The Washington, D.C. based organization sent employees a memo informing them that a desktop computer within the IMF had been compromised and “suspicious file transfers” detected, according to Bloomberg, which cites copies of the memos obtained by the news organization. Employees were reportedly warned, in a June 1 e-mail, to be on the lookout for suspicious e-mails and video links.
The 187 member organization, which was established after World War II to help promote economic development and fair trade globally, has been rocked in recent weeks by the sudden resignation of its president, Dominique Strauss-Kahn following his arrest for an alleged sexual assault in a New York City hotel on May 14. The hacking attack is reported to have occurred before Strauss-Kahn’s arrest.
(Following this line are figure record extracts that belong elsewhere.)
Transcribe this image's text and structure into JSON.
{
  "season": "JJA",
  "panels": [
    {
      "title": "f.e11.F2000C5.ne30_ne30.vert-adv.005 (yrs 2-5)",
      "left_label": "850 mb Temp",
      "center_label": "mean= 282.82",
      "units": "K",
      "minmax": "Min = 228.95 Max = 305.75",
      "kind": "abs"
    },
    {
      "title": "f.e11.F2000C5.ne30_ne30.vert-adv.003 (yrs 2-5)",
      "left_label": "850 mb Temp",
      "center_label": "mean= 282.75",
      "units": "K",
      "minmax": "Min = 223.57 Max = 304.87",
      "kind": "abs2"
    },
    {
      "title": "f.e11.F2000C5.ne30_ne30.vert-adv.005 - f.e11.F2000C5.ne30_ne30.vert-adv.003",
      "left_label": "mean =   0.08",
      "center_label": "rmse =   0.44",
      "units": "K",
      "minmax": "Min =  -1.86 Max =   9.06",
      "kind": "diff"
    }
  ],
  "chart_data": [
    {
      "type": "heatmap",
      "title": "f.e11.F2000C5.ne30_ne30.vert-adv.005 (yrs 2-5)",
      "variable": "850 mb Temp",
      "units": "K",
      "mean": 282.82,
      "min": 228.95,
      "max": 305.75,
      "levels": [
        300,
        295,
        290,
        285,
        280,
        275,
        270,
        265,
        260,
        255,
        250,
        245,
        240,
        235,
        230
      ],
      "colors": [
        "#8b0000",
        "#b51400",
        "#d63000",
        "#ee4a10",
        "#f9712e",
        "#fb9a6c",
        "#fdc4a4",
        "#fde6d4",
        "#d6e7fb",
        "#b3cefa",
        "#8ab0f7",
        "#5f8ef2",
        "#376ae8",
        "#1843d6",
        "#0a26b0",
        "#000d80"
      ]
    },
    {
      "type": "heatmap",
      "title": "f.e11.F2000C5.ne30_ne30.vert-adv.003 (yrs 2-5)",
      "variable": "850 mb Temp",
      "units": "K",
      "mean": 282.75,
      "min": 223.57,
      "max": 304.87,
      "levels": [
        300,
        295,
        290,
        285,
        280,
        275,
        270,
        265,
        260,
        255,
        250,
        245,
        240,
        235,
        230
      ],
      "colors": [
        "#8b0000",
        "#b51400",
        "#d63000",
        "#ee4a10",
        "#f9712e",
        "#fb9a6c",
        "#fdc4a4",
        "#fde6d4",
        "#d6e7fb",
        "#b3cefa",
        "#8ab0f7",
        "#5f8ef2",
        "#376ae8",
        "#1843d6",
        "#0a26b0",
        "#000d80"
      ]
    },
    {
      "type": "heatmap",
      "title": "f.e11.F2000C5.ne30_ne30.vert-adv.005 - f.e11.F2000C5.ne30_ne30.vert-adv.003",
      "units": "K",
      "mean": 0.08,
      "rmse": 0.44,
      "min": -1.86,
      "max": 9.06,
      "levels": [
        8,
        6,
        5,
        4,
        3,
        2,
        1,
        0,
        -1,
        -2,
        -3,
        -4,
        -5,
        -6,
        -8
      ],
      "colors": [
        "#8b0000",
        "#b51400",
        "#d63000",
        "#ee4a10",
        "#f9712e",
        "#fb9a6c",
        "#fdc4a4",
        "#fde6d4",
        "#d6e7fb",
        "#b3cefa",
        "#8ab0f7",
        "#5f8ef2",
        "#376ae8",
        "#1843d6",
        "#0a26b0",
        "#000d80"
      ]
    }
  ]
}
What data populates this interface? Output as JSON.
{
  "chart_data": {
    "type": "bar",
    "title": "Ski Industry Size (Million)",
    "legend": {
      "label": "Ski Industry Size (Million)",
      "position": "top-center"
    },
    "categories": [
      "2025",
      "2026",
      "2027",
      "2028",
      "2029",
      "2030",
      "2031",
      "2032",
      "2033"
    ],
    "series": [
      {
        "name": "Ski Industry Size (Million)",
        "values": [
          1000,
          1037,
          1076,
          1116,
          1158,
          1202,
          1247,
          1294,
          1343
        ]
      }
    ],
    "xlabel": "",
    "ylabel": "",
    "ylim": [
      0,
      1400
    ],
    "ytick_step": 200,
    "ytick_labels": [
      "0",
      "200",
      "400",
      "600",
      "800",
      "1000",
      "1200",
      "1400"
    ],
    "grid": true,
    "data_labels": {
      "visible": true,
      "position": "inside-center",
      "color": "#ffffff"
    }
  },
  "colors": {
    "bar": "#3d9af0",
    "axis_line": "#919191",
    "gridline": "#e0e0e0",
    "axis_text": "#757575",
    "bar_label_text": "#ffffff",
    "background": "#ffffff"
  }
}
The organization is also a user of RSA’s SecurID tokens and informed employees on June 8 that it would be replacing their tokens following the security breach at RSA. There is no indication that the hack of the IMF computers was linked to the breach at RSA.
Recent weeks have brought a slew of reports of attacks against high profile Western corporations, government and quasi governmental organizations. They include a breach at Citibank that netted credit card information on 200,000 customers, as well as attacks on L3 Communications and Lockheed Martin. The latter attack is believed to have resulted from the theft of information used to program SecurID tokens, RSA said.